# Best place to find intresting drift wood



## shift (Dec 21, 2012)

Is there any source for real cool pieces of driftwood or is it more of a waiting game and keeping your eye out for something that catches your eye.

I'm trying to find something good for the new 4' tank.


----------



## MEDHBSI (Sep 4, 2011)

there is a billion pieces near tsawwassen ferry along the shore. I've seen alot of nice pieces there.


----------



## shift (Dec 21, 2012)

IF i wonder the creeks/lakes locally and find some wood.. as long as its decently hard (not to easily scratched) is it generally safe for the aquarium?


----------



## jkcichlid (Apr 21, 2010)

A good scrub with a clean brush or a pressurewasher. Then give it a soak in a mild bleach solution for a few days to kill off any bugs that may be present.
If it does not sink, you may have to soak it in a tub of water or attach some slate or rock to help hold it down. Depending on the shape, you may be able to place some rocks in the crotches or screw some slate tile to the bottom


----------



## MEDHBSI (Sep 4, 2011)

I usually scrub with a brush and vinigar then pour boiling hot water over it making sure to get in all the cracks and holes


----------



## shift (Dec 21, 2012)

Can grape vine driftwood be used in tanks? I generally see it in the reptile section of pet stores. ?


----------



## Reckon (Jul 25, 2012)

Welcome
how about manzanita branches you find in wedding/decor stores?


----------



## Diztrbd1 (Apr 21, 2010)

according to the FAQ section in that link, theirs is only for display/decor purposes so might be treated with something ....but they did recommend this site for aquarium/pet wood: Fine Aquatics - Manzanita Aquarium Wood

Grape vine I've seen mixed opinions about, might be best to google that one to get a solid answer
if you do use it make sure to strip the bark off of it, actually it's probably best to get the bark off of anything you get


----------



## shift (Dec 21, 2012)

Emailed fine Aquatics and manzenita canada... told them it was for an aquarium so i will see what they respond with.

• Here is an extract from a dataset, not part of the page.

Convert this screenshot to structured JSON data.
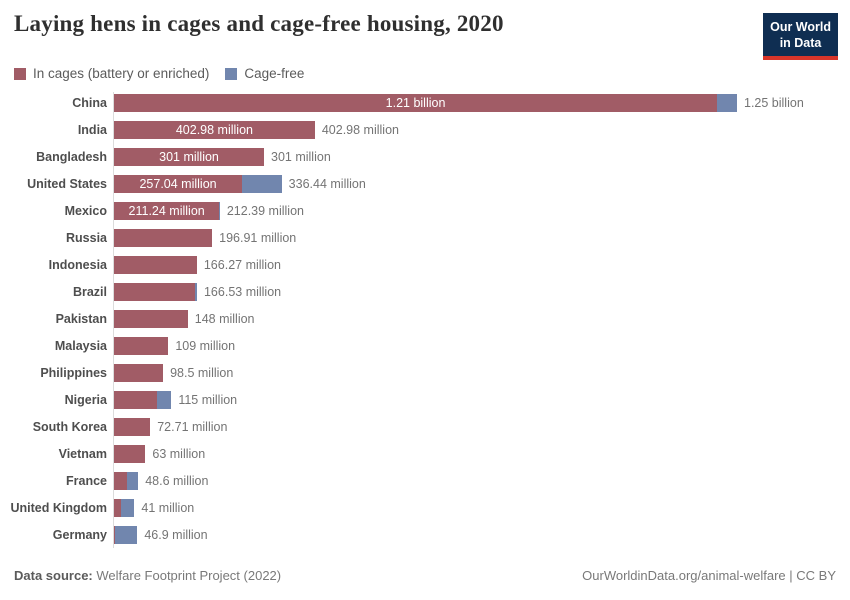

Most wood i have seen in decore stores is coated or painted.. I will keep an eye out next time i'm out and about.


----------



## Travo (Dec 16, 2012)

I keep a large piece of driftwood floating on top of my 150gallon I think it looks great


----------



## shift (Dec 21, 2012)

I think I would prefer more of a rooty stump but I spotted these two not bad pieces in a store I popped into


----------



## Reckon (Jul 25, 2012)

Its a bit of a distance to come down, but when you see IPU get in their wood you should consider making a run in. They get pretty cool stuff

Should've taken a close up shot but here's what I picked up around october last year:


----------



## shift (Dec 21, 2012)

Where is IPU? How much ish did thy one run you? I like that look!


----------



## Diztrbd1 (Apr 21, 2010)

they are in Burnaby & Richmond here is their site: http://www.islandpets.ca/
here is a thread in their section that I posted some pix & vids of the wood on: http://www.bcaquaria.com/forum/island-pets-unlimited-42/got-wood-32948/?highlight=wood


----------



## shift (Dec 21, 2012)

Awesome. I will defiantly check them out when I'm down. Thanks for the info!


----------



## Reckon (Jul 25, 2012)

shift said:


> Where is IPU? How much ish did thy one run you? I like that look!


Wasn't cheap, close to 50 clams including tax for that one


----------



## Bobsidd (Dec 28, 2012)

Looks like IPU got another shipment in recently. I was at the Burnaby store today and they have bags of the stuff. Wasn't cheap, but they have some exceptional pieces.


----------



## Reckon (Jul 25, 2012)

30-50cm pieces are around $35 each, 50+ cm I believe are $45.


----------